Marginal moments. Her films revolve around our experience of reality and the aesthetic tension between the private and the public. The artist is preoccupied with the authentic situation but alternates between documenting and staging such situations.
Johanna Domke’s artistic practice derives from close observation of urban structures and the psychology of public space. Her films revolve around our experience of reality and the aesthetic tension between the private and the public. Domke is preoccupied with the authentic situation but alternates between documenting and staging such situations. The subsequent technical processing of the material reduces these situations to isolated phenomena that move between the border of documentary and non-narrative fiction.

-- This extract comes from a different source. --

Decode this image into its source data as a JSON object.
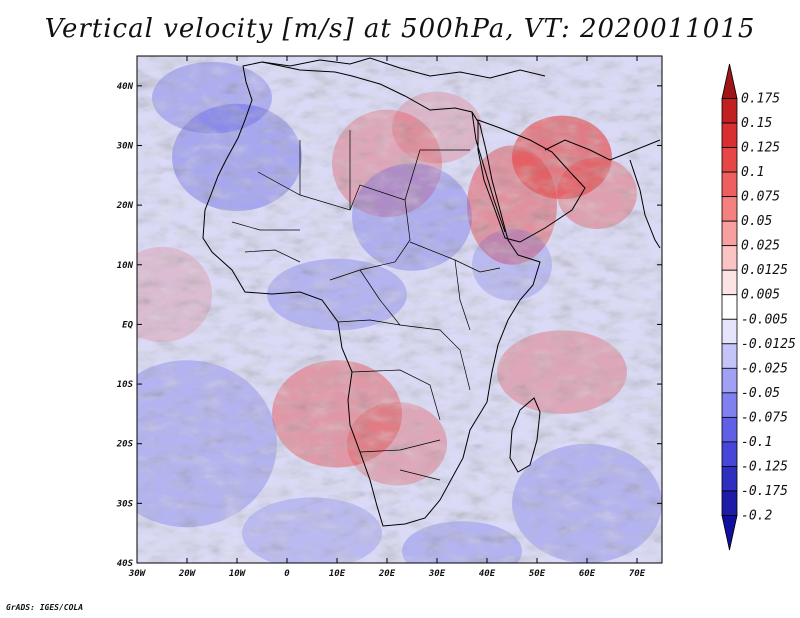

Johanna Domke’s film Cuers is inspired by Franz Kafka’s The Trial and the filmic universe of Orson Welles. The audience is taken on a fleeting and meandering journey through different sites in public space, where people are exposed to long waiting. The individual is presented as a singular being, confronting structures of public space. The particular situations are represented in an inspirational manner shifting in and out of each other. Time and space dissolves in kaleidoscopic pictures, emphasising how we both physically and mentally have trouble adjusting to our anonymous environment. Cuers seeks to create a mental space through abstraction and subversion of the familiar.
Domke’s newest film Stultifera Garden also deals with an overlapping structure of the public and the private. The film is set in a park – a cultivated form of nature. In baroque times the park functions as a symbol of power by the oligarchy, demonstrating their influence by forcing nature into a human ideal. The traditional garden is a place where the entire world is represented in highly symbolic symmetry and perfection. Today it is a place were city dwellers recover from busy urban life. At the same time it is a place implementing the “elsewhere” - an un-ruled territory for individuals who are in conflict with society or the human milieu in which they live. It is also a place for individuals whose behavior is deviant with the respect to the mean or the required norm.
As in earlier works, Domke uses a traveling camera to approach the parks diverse character, emphasising polarities as observing and being watched, high and low culture, control and non-control. The incessant pan evolves from a classic portal towards a dystopic, mazy structure of trails. The camera experiences different milieus of the park not directly examining them but portraying them with an inexplicit openness. She accesses milieus that formed architectonical structures in the shrubs, such as cruising areas and drug trafficking points. She discovers places that became functionalised entities - for teens as a get-away, for elderly as a meeting point - each and everyone with their own character and history. Without stating explicit action or narrative Stultifera Garden is more interested to explain that a park is a place for the other, where all these milieus and facets function along side. Intruding as an omniscient eye, Domke is constructing the real to establish the fictitious.
Johanna Domke was born in 1978 in Kiel, Germany and studied at the Muthesius Academy Kiel, the Royal Danish Art Academy, Copenhagen and the Malmö Art Academy, Sweden. She won many awards and scholarships and received much attention in international group and solo shows. For example, during the last 2 years: 2008 Unbreakable Space, Overgaden Institute of Contemporary Art, Kopenhagen, DK; Enter, Kunsthallen Brandts, Odense, DK; Young Identities – Global Youth, Kunsthalle Dominikaner Kirche, Osnabrück; 2007: Subtle whispering, Total Museum of Contemporary Art, Seoul, Korea; Ghosts in the Machine, 516 ARTS, Santa Fe, US; Bildschirmauge oder das neue Bild, Forum d'art contemporain, Casino Luxembourg, LUX.